I get what you are saying and agree, but we have to start somewhere and most of the time the browser is the weakest link (after the sack of meat loose on the keyboard) so let's start there. Properly securing Windows and Android is tough, I agree, but at least you can kind of break it down into securing against Google/Microsoft vs. securing against criminals...

Hell even Microsoft have improved Windows no end on the second one 😉

That's exactly the problem, both Google in Android and Microsoft in Windows 10 inject unchecked ads they simply sell. In Europe, there is no ads injection in Windows 10 yet like in the rest of the world, but that won't take very long either, and Google injects ads everywhere. Ads are the number one javascript malware vector worldwide. There is no plausible protection mechanism against javascript attacks that don't trigger software security mechanisms like the AnC attack in standard Android and Windows operating systems. In Android you would need root and at least something like XPosed or at least a version of Android that is heavily modified like for instance the Samsung ones if those are not altered by a provider, whereby users can disable the Google services enough to prevent any Google injection in the system. In Windows the user would have to at least disabled the edge browser by blocking it in the host file manually plus using something like spybot beacon on a regular basis and manually tracing all induced system changes and updates. On Windows, even for experienced IT savvy users, it's almost a full time chore to keep Windows clean enough for basic halfway responsible use. On Android, the only real option is to use a rooted ROM with XPosed, or to use a de-Googled custom ROM, which often can't be used without at least pico OpenGApps any more because Google has blocked the use even of that if you want to log in on devices. It's getting incredibly hard to have full control over commercial operating systems, full control that at least offers a basic protection against injections of crap onto the system that nobody takes any responsibility for.

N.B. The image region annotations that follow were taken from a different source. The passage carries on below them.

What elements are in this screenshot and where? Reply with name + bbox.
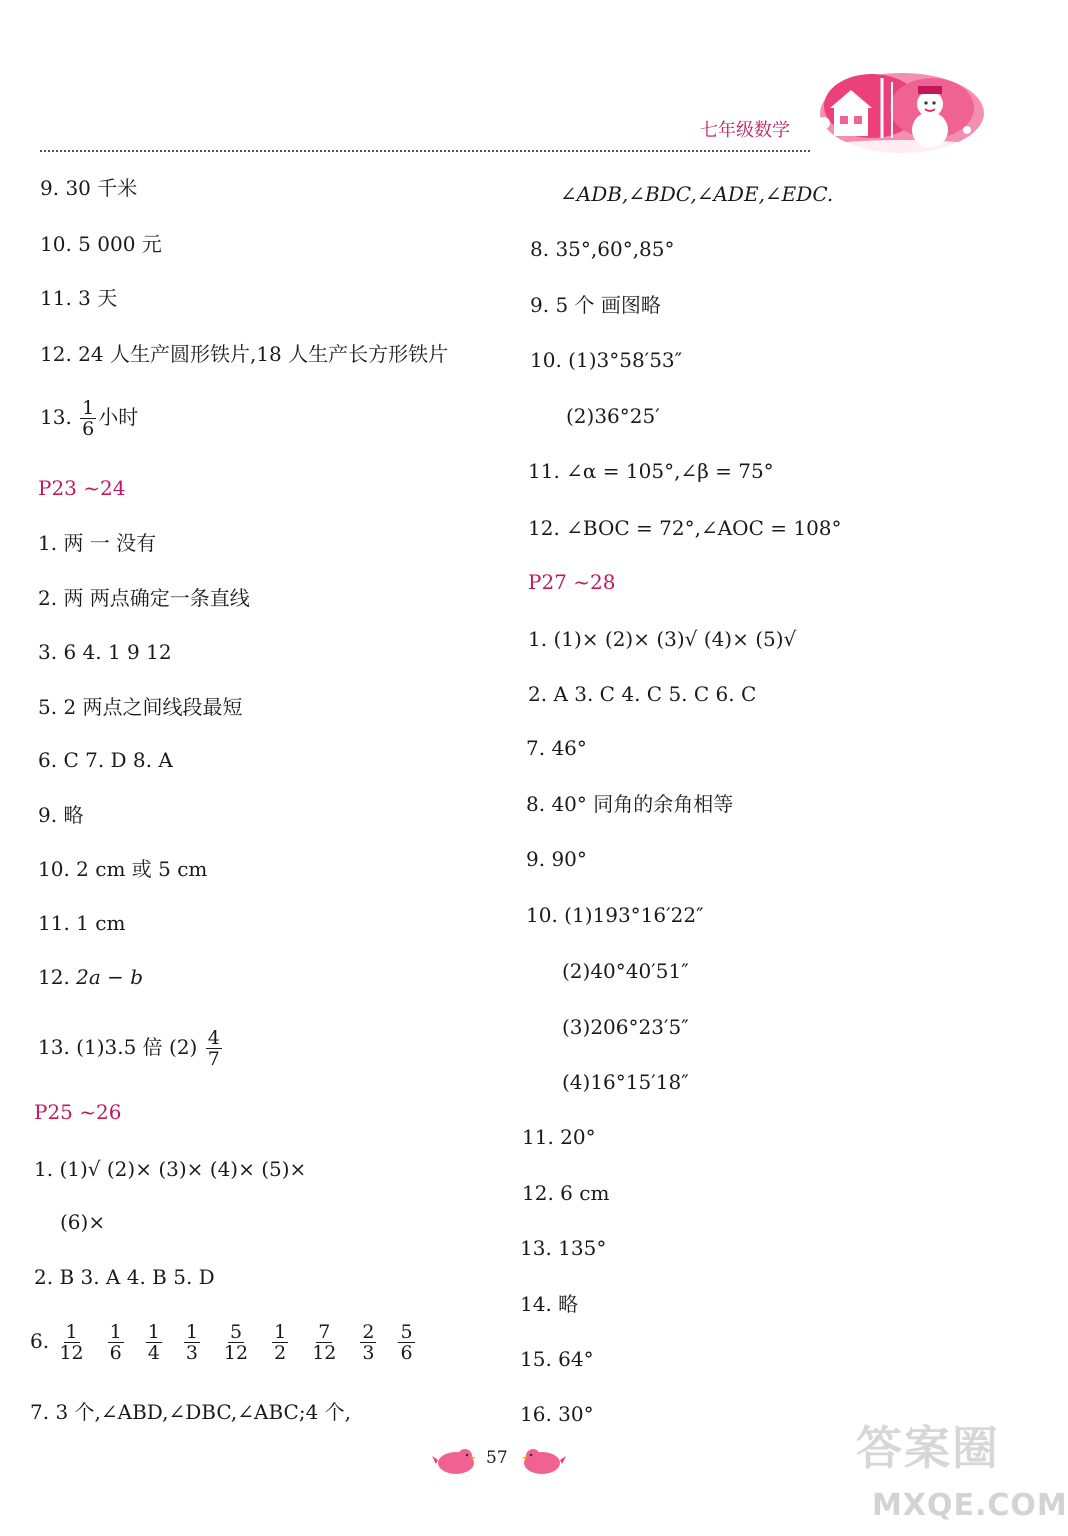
answer-11: 11. 3 天: [40, 286, 118, 310]
bird-right-icon: [522, 1446, 566, 1476]
p23-answer-12-expression: 2a − b: [76, 965, 144, 989]
page-number: 57: [486, 1448, 508, 1468]
p23-answer-13: [38, 1028, 224, 1069]
answer-12-right: 12. ∠BOC = 72°,∠AOC = 108°: [528, 516, 842, 540]
p23-answer-1: 1. 两 一 没有: [38, 531, 157, 555]
p27-answer-16: 16. 30°: [520, 1402, 594, 1426]
p27-answer-15: 15. 64°: [520, 1347, 594, 1371]
watermark-logo: 答案圈: [856, 1421, 1000, 1475]
answer-11-right: 11. ∠α = 105°,∠β = 75°: [528, 459, 774, 483]
fraction: [146, 1322, 162, 1363]
fraction-denominator: 3: [185, 1342, 198, 1364]
p27-answer-2: 2. A 3. C 4. C 5. C 6. C: [528, 682, 757, 706]
answer-13: [40, 398, 138, 439]
p23-answer-9: 9. 略: [38, 803, 84, 827]
snowman-house-illustration: [812, 68, 982, 158]
fraction: [398, 1322, 414, 1363]
fraction-denominator: 12: [59, 1342, 84, 1364]
answer-13-number: 13.: [40, 405, 72, 429]
section-heading-p25-26: P25 ~26: [34, 1100, 122, 1124]
p25-answer-6: [30, 1322, 417, 1363]
fraction-denominator: 3: [362, 1342, 375, 1364]
p23-answer-2: 2. 两 两点确定一条直线: [38, 586, 250, 610]
fraction-numerator: 4: [207, 1027, 220, 1049]
fraction-numerator: 1: [147, 1321, 160, 1343]
p23-answer-12: [38, 965, 143, 989]
p27-answer-10-part2: (2)40°40′51″: [562, 959, 689, 983]
fraction: [360, 1322, 376, 1363]
p23-answer-3: 3. 6 4. 1 9 12: [38, 640, 172, 664]
p27-answer-10: 10. (1)193°16′22″: [526, 903, 704, 927]
header-divider: [40, 150, 810, 152]
p23-answer-11: 11. 1 cm: [38, 911, 126, 935]
fraction: [184, 1322, 200, 1363]
answer-10-part2: (2)36°25′: [566, 404, 660, 428]
p25-answer-2: 2. B 3. A 4. B 5. D: [34, 1265, 215, 1289]
answer-10: 10. 5 000 元: [40, 232, 162, 256]
p27-answer-13: 13. 135°: [520, 1236, 607, 1260]
answer-9: 9. 30 千米: [40, 176, 138, 200]
fraction-numerator: 5: [400, 1321, 413, 1343]
answer-9-right: 9. 5 个 画图略: [530, 293, 661, 317]
p23-answer-12-number: 12.: [38, 965, 77, 989]
header-title: 七年级数学: [700, 120, 790, 141]
fraction-denominator: 7: [207, 1048, 220, 1070]
fraction: [57, 1322, 85, 1363]
fraction: [272, 1322, 288, 1363]
p23-answer-13-text: 13. (1)3.5 倍 (2): [38, 1035, 198, 1059]
fraction-denominator: 12: [223, 1342, 249, 1364]
bird-left-icon: [432, 1446, 476, 1476]
p23-answer-5: 5. 2 两点之间线段最短: [38, 695, 243, 719]
answer-8: 8. 35°,60°,85°: [530, 237, 675, 261]
p27-answer-12: 12. 6 cm: [522, 1181, 610, 1205]
p25-answer-6-number: 6.: [30, 1329, 50, 1353]
fraction-denominator: 4: [147, 1342, 160, 1364]
p25-answer-7: 7. 3 个,∠ABD,∠DBC,∠ABC;4 个,: [30, 1400, 352, 1424]
p27-answer-14: 14. 略: [520, 1292, 579, 1316]
p23-answer-6: 6. C 7. D 8. A: [38, 748, 173, 772]
fraction-numerator: 5: [229, 1321, 243, 1343]
p27-answer-9: 9. 90°: [526, 847, 587, 871]
fraction: [80, 398, 96, 439]
p27-answer-10-part3: (3)206°23′5″: [562, 1015, 689, 1039]
p27-answer-8: 8. 40° 同角的余角相等: [526, 792, 734, 816]
fraction-list: [55, 1322, 416, 1363]
fraction-numerator: 7: [318, 1321, 331, 1343]
p27-answer-10-part4: (4)16°15′18″: [562, 1070, 689, 1094]
fraction: [108, 1322, 124, 1363]
fraction-denominator: 12: [312, 1342, 337, 1364]
fraction: [222, 1322, 250, 1363]
fraction-numerator: 1: [82, 397, 95, 419]
fraction-numerator: 1: [109, 1321, 122, 1343]
fraction-numerator: 1: [185, 1321, 198, 1343]
p27-answer-7: 7. 46°: [526, 736, 587, 760]
watermark-url: MXQE.COM: [872, 1488, 1068, 1523]
p23-answer-10: 10. 2 cm 或 5 cm: [38, 857, 208, 881]
section-heading-p23-24: P23 ~24: [38, 476, 126, 500]
p25-answer-1: 1. (1)√ (2)× (3)× (4)× (5)×: [34, 1157, 307, 1181]
answer-12: 12. 24 人生产圆形铁片,18 人生产长方形铁片: [40, 342, 449, 366]
fraction: [206, 1028, 222, 1069]
fraction-denominator: 2: [274, 1342, 287, 1364]
answer-10-right: 10. (1)3°58′53″: [530, 348, 683, 372]
p27-answer-1: 1. (1)× (2)× (3)√ (4)× (5)√: [528, 627, 797, 651]
section-heading-p27-28: P27 ~28: [528, 570, 616, 594]
p27-answer-11: 11. 20°: [522, 1125, 596, 1149]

Does Google or Microsoft care that AnC will be in the majority of all javascript based ads in two wweks time now the AnC mechanism has been published... no they don't, because they know that the victims won't ever complain, and that they have enough grip over the system and if need be enough lawyers and enforcers to make sure that they still gain more by not doing the right thing than by doing the right thing.

I agree though that one has to start somewhere. That is easy for us IT savvy people to say, when we do the same thing as the big software mobs and turn our backs on all the people that are sitting ducks. Whilst there is no direct action we can take against it, we should at least call the big software mobs out on it and make sure people understand what is going on, without minimising the importance of it just because we are so used to mitigating all of this crazy stuff for ourselves for all these years because we understand. How about we start by explaining to everyone who wants to know what is going on. People who don't want to understand, yeah tough luck, but there are a lot of people who want to understand and want to escape their commercial software nightmare.

2 Likes

but what you seem to be advocating for, and what i KNOW some people are advocating for, isn't just akin to a Vegetarian diet. it's not even just Veganism. it's solar-powered, hydroponic, Amish Veganism on a biodegradable raft in the middle of the ocean which you have named as your own sovereign country. ie gutting so much of the technical climate than you might as well [as somebody said] unplug your computer from the internet altogether. that block of text i highlighted before basically means you won't run anything not open source, which is as i'm sure you can understand, is extremely unusual to me.

but the same can be said about religion or politics, so i'm just going to have to agree to disagree.